As it happened, at that time I was huge Paul Revere & the Raiders fan. I’d discovered 16 Magazine that summer and instantly developed a crush on the band’s bassist, Phil “Fang” Volk. (He dethroned Batman’s Burt Ward in my heart; I think I was going for a picture of Robin when I bought the magazine in the first place.) Paul Revere & the Raiders were touring, and their Cincinnati appearance was at Music Hall on the afternoon of the last Sunday in October. I don’t recall now if Halloween had been changed at the time I bought my ticket, but I doubt I would have missed a chance to see “Fang” in person.
A couple weeks ago I went on a ghost tour of Music Hall with Diamondqueen, That Poor Man, and J.Hooligan. The tour led us onto the stage at one point, and the guide recounted some of the bands who had played there. “And Paul Revere and the Raiders,” I whispered to J.Hooligan.
“Who’s that?” J.Hooligan replied. He does know a lot of ’60s music, so I mentioned a couple of titles. “Oh, yeah. ‘Kicks,'” J. acknowledged and sang a snatch of it as we were guided off the stage.
That October, 1966 concert was one of the great disappointments of my childhood, but more about that in a minute. It was actually my second rock concert ever. The first was the Beatles at Crosley Field that August (read my post about that here). That time, at least, I’d gone with a girlfriend. For the Music Hall concert, I went alone. I think Mom or Dad dropped me off at the door. When we were at Music Hall recently, I asked Diamondqueen, “Can you imagine dropping S.Hooligan off anywhere by herself?” Diamondqueen replied no, but things were much, much different now.
There was probably festival seating for the concert. Somehow I wound up in the balcony but with a good view of the stage. I was among teenagers, but fortunately no one bothered me. They were too busy smoking, groping each other, and generally being noisy. Once the lights went down, though, we are all part of the same sea of screaming fans.

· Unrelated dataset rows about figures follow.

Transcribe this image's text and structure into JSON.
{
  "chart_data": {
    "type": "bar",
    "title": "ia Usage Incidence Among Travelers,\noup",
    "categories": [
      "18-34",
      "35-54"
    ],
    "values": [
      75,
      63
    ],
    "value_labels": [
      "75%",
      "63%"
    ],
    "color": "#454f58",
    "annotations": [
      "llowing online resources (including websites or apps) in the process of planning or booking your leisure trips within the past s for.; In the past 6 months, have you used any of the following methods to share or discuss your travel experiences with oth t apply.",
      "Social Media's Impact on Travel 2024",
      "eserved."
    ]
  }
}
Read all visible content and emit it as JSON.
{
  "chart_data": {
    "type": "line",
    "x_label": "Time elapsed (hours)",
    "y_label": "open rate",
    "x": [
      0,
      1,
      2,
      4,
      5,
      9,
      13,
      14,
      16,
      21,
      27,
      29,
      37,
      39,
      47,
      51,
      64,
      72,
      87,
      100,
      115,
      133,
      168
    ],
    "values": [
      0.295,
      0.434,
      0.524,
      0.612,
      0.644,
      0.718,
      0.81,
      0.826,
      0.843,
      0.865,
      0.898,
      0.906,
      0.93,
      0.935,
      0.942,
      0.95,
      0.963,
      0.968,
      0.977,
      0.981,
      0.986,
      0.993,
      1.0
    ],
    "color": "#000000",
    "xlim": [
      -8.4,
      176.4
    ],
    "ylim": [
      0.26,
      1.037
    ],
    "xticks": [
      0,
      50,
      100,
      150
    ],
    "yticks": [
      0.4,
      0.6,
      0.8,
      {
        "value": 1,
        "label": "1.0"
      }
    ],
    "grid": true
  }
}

As was typical of concerts then, there were numerous opening acts, none of which I can recall now. I do remember various members of the Raiders making sudden appearances in the middle of other peoples’ sets, slapstick stuff like chasing each other across the stage in weird costumes. I peered hard to see if Phil Volk was one of them but couldn’t tell.

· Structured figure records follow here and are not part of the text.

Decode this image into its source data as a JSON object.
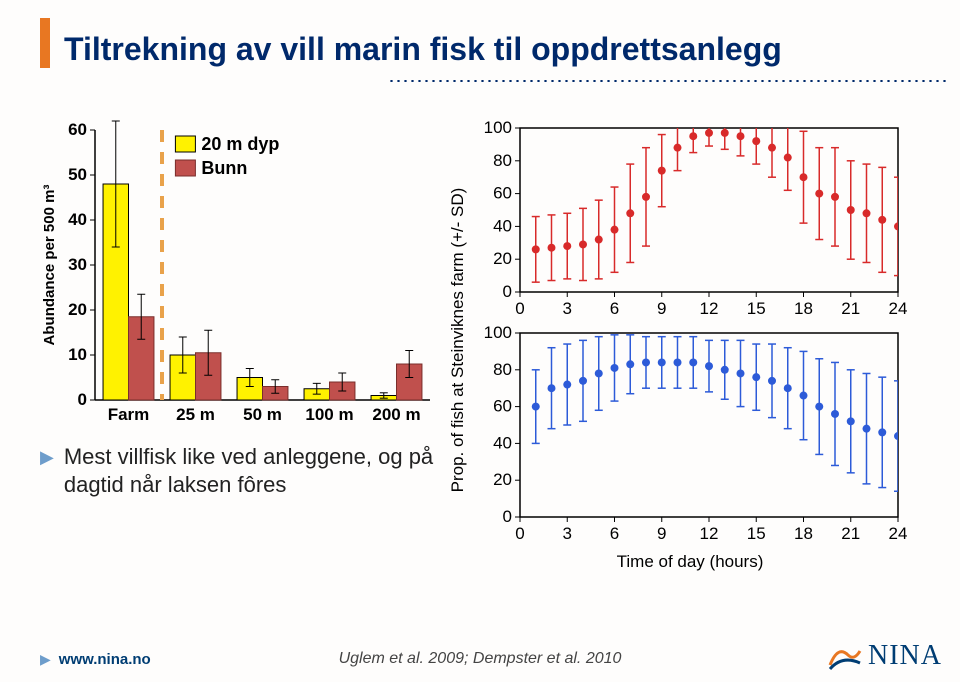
{
  "title": "Tiltrekning av vill marin fisk til oppdrettsanlegg",
  "barChart": {
    "ylabel": "Abundance per 500 m³",
    "ylim": [
      0,
      60
    ],
    "ytick_step": 10,
    "categories": [
      "Farm",
      "25 m",
      "50 m",
      "100 m",
      "200 m"
    ],
    "series": [
      {
        "name": "20 m dyp",
        "color": "#fff200",
        "border": "#000000",
        "values": [
          48,
          10,
          5,
          2.5,
          1
        ],
        "err": [
          14,
          4,
          2,
          1.2,
          0.6
        ]
      },
      {
        "name": "Bunn",
        "color": "#c0504d",
        "border": "#7a2e2c",
        "values": [
          18.5,
          10.5,
          3,
          4,
          8
        ],
        "err": [
          5,
          5,
          1.5,
          2,
          3
        ]
      }
    ],
    "bar_width": 0.38,
    "divider_after_index": 0,
    "divider_color": "#e9a24a",
    "tick_fontsize": 17,
    "label_fontsize": 15,
    "legend_fontsize": 18
  },
  "bulletText": "Mest villfisk like ved anleggene, og på dagtid når laksen fôres",
  "timePanels": {
    "ylabel": "Prop. of fish at Steinviknes farm (+/- SD)",
    "xlabel": "Time of day (hours)",
    "xlim": [
      0,
      24
    ],
    "xtick_step": 3,
    "panels": [
      {
        "color": "#d82a2a",
        "ylim": [
          0,
          100
        ],
        "y_ticks": [
          0,
          20,
          40,
          60,
          80,
          100
        ],
        "x": [
          1,
          2,
          3,
          4,
          5,
          6,
          7,
          8,
          9,
          10,
          11,
          12,
          13,
          14,
          15,
          16,
          17,
          18,
          19,
          20,
          21,
          22,
          23,
          24
        ],
        "y": [
          26,
          27,
          28,
          29,
          32,
          38,
          48,
          58,
          74,
          88,
          95,
          97,
          97,
          95,
          92,
          88,
          82,
          70,
          60,
          58,
          50,
          48,
          44,
          40
        ],
        "sd": [
          20,
          20,
          20,
          22,
          24,
          26,
          30,
          30,
          22,
          14,
          10,
          8,
          10,
          12,
          14,
          18,
          20,
          28,
          28,
          30,
          30,
          30,
          32,
          30
        ]
      },
      {
        "color": "#2d5bd8",
        "ylim": [
          0,
          100
        ],
        "y_ticks": [
          0,
          20,
          40,
          60,
          80,
          100
        ],
        "x": [
          1,
          2,
          3,
          4,
          5,
          6,
          7,
          8,
          9,
          10,
          11,
          12,
          13,
          14,
          15,
          16,
          17,
          18,
          19,
          20,
          21,
          22,
          23,
          24
        ],
        "y": [
          60,
          70,
          72,
          74,
          78,
          81,
          83,
          84,
          84,
          84,
          84,
          82,
          80,
          78,
          76,
          74,
          70,
          66,
          60,
          56,
          52,
          48,
          46,
          44
        ],
        "sd": [
          20,
          22,
          22,
          22,
          20,
          18,
          16,
          14,
          14,
          14,
          14,
          14,
          16,
          18,
          18,
          20,
          22,
          24,
          26,
          28,
          28,
          30,
          30,
          30
        ]
      }
    ],
    "tick_fontsize": 17
  },
  "footer": {
    "link": "www.nina.no",
    "citation": "Uglem et al. 2009; Dempster et al. 2010",
    "logo_text": "NINA"
  },
  "colors": {
    "accent_orange": "#e87722",
    "title_navy": "#00296b",
    "bullet_blue": "#6e9dcb",
    "background": "#fefdfc"
  }
}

It seemed to take forever, but finally Paul Revere and the Raiders took the stage. My eyes nearly rolled out of my head, I was staring so hard to find Fang, but the bassist onstage just didn’t look like him. After the opening number, they made an announcement that broke my heart: Fang wasn’t with them, he was sick. (As a gag, Fang had his name printed in tape on the back of his base, and he would turn the bass over during a performance to elicit cheers from the fans. During the announcement about his absence, Fang’s replacement turned his bass over to reveal the word “SICK.”)
I was pleased to get to see the band in person, but I was bitterly disappointed by Phil Volk’s no-show. I believe I read in one of the fan magazines that he’d had rheumatic fever or something similarly serious. In fact, I also read that he’d been at Music Hall that day, disguised in the crowd as a bus driver. This infuriated me even more–maybe I’d passed him in the hall and didn’t even know it.
I don’t know if the disillusionment of this concert had any impact, but I lost interest in Fang after that. Peter Tork had been gaining on him ever since “The Monkees” premiered that September. On New Year’s Eve, I went to my third rock concert–the Monkees. And Peter was there! I couldn’t have handled the disappointment of two of my idols not showing up.
Anyhow, that wasn’t the end of my trick-or-treating. For many years we had daylight hours for begging, which just wasn’t the same, but I’m pretty sure I went out as late as 1968. In the early ’70s, the political powers reinstated trick-or-treat to its traditional nighttime Halloween hours. Even though I was nearly twenty by then and it was pouring down rain, I went out briefly with my youngest brother, who really was a bit old for it as well. One woman mocked his low voice by gruffly chanting “Trick or treat?!” back at him, but we didn’t care. Halloween as it should be had been reinstated, and I wasn’t about to miss it.